Welcome To The Future…of No Laundry!
We have all been there before. Enjoying a burger or French fries…and plop. A big blob of ketchup drips on your clothes. But thanks to Army physical scientist, Quoc Truong, you may not have to worry about your dry cleaning bill ever again!
Truong and his team have been working on “self-cleaning clothing” for the past five years at the U.S. Army Soldier Research, Development, & Engineering Center in Natick, Massachusetts. Truong’s dream: clothing that won’t get dirty in the first place!
The U.S. Army has about a million soldiers including active duty, reservists and National Guard. Each soldier is issued five uniforms. With the constant wear and tear that uniforms undergo in the field - that's a lot of laundry!
Challenged by a general to invent a uniform that didn’t need cleaning, Truong examined the molecular level of the fabric and the substances that make it dirty. To make uniforms that actually resist a wide array of water- or oil-based substances, Truong and his team have been working on what he calls an “omniphobic coating.”
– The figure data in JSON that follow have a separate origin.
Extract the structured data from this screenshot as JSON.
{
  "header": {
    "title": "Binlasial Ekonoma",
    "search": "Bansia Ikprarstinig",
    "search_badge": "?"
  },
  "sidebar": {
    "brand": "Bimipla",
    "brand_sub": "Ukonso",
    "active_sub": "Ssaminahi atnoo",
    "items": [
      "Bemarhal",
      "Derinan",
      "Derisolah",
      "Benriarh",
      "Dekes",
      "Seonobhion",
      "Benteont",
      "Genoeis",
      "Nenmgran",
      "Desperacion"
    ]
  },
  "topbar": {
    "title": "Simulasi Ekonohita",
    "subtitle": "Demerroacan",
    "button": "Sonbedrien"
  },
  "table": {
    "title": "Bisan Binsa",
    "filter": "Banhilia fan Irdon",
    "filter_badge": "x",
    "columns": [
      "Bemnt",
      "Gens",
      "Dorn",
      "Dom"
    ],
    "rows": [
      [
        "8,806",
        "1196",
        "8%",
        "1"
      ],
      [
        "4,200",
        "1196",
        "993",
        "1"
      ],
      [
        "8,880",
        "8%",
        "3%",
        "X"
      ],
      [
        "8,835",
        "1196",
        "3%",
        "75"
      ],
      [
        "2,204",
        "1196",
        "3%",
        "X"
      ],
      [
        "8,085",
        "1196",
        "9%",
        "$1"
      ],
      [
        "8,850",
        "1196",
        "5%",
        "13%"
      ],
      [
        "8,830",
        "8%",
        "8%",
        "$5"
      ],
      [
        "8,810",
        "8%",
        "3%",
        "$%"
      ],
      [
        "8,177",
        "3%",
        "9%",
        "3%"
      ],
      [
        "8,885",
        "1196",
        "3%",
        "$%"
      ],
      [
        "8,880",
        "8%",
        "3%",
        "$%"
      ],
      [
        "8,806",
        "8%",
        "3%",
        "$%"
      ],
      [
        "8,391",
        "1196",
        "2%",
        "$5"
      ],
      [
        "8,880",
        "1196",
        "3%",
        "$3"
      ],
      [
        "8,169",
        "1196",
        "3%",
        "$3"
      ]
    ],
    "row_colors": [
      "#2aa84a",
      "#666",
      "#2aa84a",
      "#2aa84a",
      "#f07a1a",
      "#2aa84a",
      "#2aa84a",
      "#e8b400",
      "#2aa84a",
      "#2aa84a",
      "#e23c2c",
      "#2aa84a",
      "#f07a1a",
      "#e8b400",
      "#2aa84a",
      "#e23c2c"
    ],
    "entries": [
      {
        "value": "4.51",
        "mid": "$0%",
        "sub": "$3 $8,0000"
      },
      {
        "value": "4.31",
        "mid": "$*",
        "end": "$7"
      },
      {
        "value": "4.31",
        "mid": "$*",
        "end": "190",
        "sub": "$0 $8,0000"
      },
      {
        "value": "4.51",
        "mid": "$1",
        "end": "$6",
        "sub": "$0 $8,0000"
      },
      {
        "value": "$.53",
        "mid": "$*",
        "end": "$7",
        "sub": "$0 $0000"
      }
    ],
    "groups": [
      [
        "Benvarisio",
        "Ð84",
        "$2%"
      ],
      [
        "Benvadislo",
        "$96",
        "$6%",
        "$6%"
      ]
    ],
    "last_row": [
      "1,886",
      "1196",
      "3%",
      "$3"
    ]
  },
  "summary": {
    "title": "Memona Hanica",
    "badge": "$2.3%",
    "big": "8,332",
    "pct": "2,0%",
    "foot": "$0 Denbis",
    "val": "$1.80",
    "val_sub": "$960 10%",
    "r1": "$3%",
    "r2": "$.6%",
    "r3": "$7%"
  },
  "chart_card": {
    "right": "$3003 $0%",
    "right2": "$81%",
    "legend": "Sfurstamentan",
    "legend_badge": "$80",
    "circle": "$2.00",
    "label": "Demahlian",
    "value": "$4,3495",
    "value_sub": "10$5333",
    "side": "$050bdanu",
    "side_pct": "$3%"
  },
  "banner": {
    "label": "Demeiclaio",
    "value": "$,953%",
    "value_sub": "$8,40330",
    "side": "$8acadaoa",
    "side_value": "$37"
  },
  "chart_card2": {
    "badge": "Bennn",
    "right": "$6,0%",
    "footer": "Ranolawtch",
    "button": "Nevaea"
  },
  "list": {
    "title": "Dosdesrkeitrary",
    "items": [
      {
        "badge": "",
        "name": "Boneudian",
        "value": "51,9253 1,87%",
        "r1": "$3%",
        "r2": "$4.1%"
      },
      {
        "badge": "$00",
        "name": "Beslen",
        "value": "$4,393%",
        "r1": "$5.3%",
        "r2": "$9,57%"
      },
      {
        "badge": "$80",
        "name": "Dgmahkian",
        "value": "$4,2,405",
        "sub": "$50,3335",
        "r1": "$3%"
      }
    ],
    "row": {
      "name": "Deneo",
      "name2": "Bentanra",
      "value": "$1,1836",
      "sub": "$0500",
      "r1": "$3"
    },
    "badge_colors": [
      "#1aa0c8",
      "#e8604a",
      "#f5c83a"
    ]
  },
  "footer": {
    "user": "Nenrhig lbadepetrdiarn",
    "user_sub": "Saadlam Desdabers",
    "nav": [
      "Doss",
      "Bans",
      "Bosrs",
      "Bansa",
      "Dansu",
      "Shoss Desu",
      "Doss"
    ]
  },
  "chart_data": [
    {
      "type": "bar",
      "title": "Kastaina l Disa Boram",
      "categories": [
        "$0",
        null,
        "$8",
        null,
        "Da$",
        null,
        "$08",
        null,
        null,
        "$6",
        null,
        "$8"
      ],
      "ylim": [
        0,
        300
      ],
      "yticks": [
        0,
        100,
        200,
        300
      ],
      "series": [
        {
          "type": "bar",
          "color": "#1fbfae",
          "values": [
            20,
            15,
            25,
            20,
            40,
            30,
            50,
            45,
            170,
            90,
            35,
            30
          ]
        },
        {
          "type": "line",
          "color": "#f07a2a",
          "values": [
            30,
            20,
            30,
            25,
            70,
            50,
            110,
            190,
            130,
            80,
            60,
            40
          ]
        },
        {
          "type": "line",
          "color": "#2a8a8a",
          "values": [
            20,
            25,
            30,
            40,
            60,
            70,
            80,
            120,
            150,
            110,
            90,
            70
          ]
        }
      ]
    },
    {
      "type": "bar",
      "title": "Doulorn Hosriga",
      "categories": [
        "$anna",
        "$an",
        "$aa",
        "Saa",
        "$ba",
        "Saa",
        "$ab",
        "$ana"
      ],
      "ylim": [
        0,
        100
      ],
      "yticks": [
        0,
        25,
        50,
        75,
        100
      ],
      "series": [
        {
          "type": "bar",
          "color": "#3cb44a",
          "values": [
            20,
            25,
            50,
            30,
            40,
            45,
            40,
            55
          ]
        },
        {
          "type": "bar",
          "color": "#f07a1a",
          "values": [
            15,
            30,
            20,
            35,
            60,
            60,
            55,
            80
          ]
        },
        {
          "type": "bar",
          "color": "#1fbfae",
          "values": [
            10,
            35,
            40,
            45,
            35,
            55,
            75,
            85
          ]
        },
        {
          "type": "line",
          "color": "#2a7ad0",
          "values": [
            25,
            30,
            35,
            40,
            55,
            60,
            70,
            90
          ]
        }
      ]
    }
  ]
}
“We really wanted to make a coating that once you apply [it] onto fabric, will repel anything.”
Does It Work?
How well does this uniform fabric resist dirt? Much of the testing is done on machines that Truong and his co-workers have had to invent themselves. The tests reveal that everyday substances, like ketchup or chocolate sauce, tend to be repelled or slide off the uniform fabric. The coated uniform fabric can even resist tough substances like motor oil - which beads up on the fabric surface, instead of soaking through.
Truong has even figured out a solution for the smell that could come from clothes that don’t get laundered. By adding antimicrobial additives to the coating, stinky odors are no longer an issue.
Testing Self-Cleaning Fabric In the Field.
It’s one thing to test the uniform fabric in a lab, but for the U.S. Army, it’s all about performance in the field.
“On the battlefield, the soldiers don’t have field laundering equipment. In the event they get clothing dirty…they can just stand up and eventually the dirt will just fall off and the uniform is clean again,” says Truong.
Soldiers first tested the uniforms in 2011. Soon, the fabric will undergo even more rigorous testing in a field test in Fort Riley, Kansas. Truong and his team are working with Virginia-based Luna Innovations to refine and improve the self-cleaning fabric. One challenge is mud, especially when it is ground into the fabric itself.
When all the kinks have been worked out and testing is completed the possibilities are endless. It's not just the military that could be using self-cleaning clothes. Commercial manufacturers have been approached about using the omniphobic coating. So someday, both the military and the general public may not have to worry about cleaning clothes again.